Did you come to terms with that yourself?
I did. It took a little time, but I did, and when I think on it now, I think, “Wow, that was great.” It feels good now. So yes, I do have closure. It just took a little bit of time.
Circling back, after all of these experiences that you’ve had, how do you feel today about the messages you absorbed growing up regarding family size, and about the obligations and privileges associated with bearing children?
I’ve had lots of reasons to think about this. I obviously value children, but I have moved away from thinking of things in narrow, dogmatic terms, because they tend to shrink my capacity to appreciate the complexity and variety of people’s lives, including my own.
So in answer to my earlier programming, I have a new, improved set of beliefs:
I believe a woman’s worth lies in the very fact of her being a daughter of Heavenly Parents, and that her purpose is to have joy and to grow into a fully developed, divine being.
I think motherhood can be a source of significant joy and growth and it can give a woman insight regarding her Heavenly Mother.
I believe that marriage is for the health and happiness and progress of the marriage partners, and for the bearing and rearing of children when possible.
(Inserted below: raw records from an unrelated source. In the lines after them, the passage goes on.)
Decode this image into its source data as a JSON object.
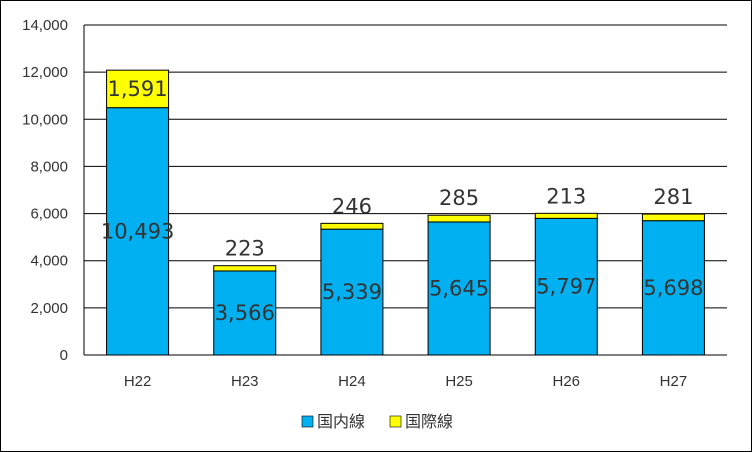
{
  "chart_data": {
    "type": "bar",
    "stacked": true,
    "categories": [
      "H22",
      "H23",
      "H24",
      "H25",
      "H26",
      "H27"
    ],
    "series": [
      {
        "name": "国内線",
        "color": "#00B0F0",
        "values": [
          10493,
          3566,
          5339,
          5645,
          5797,
          5698
        ]
      },
      {
        "name": "国際線",
        "color": "#FFFF00",
        "values": [
          1591,
          223,
          246,
          285,
          213,
          281
        ]
      }
    ],
    "value_labels": {
      "domestic": [
        "10,493",
        "3,566",
        "5,339",
        "5,645",
        "5,797",
        "5,698"
      ],
      "international": [
        "1,591",
        "223",
        "246",
        "285",
        "213",
        "281"
      ]
    },
    "y_ticks": [
      "0",
      "2,000",
      "4,000",
      "6,000",
      "8,000",
      "10,000",
      "12,000",
      "14,000"
    ],
    "ylim": [
      0,
      14000
    ],
    "grid": true,
    "legend_position": "bottom"
  }
}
My life has been richly blessed by the gift of five children, and I hope that all of my children will have the opportunity to experience marriage and parenthood whether that’s in this life or the next. Regardless though, each of my children is a whole person of infinite worth in her or his own right.
Another belief I have is that a family is a sacred responsibility and it’s worthy of one’s best efforts. I think family planning is between the wife and the husband, and it’s best done with the guidance of the Spirit. Families come in various sizes and various sibling patterns and that’s okay.
In the process of creating a family, I now believe that the parents’ mental and emotional and physical health, their personal strengths and weaknesses, their individual goals and interests and their financial circumstances are legitimate factors for consideration. I think faith and sacrifice are required in rearing families just as they are in most any worthwhile endeavor.
I feel I am accountable only for covenants I’m aware of having made. I believe our Heavenly Parents are keenly interested in our family groupings and they’ll provide personal revelation on that topic when it’s for our best good. I also believe that they’re advocates of agency and that they’re prepared with multiple backup plans in order to achieve their work and their glory. So my job, then, is to act in wisdom and in faith.
Lastly, I do believe that women should be encouraged to graduate from college, but I believe it’s so they can have opportunities for personal development and fulfillment and so they can make greater contributions to their families, to their workplaces, to their communities and to the whole world.
So that’s my new view on things, my expanded adult view.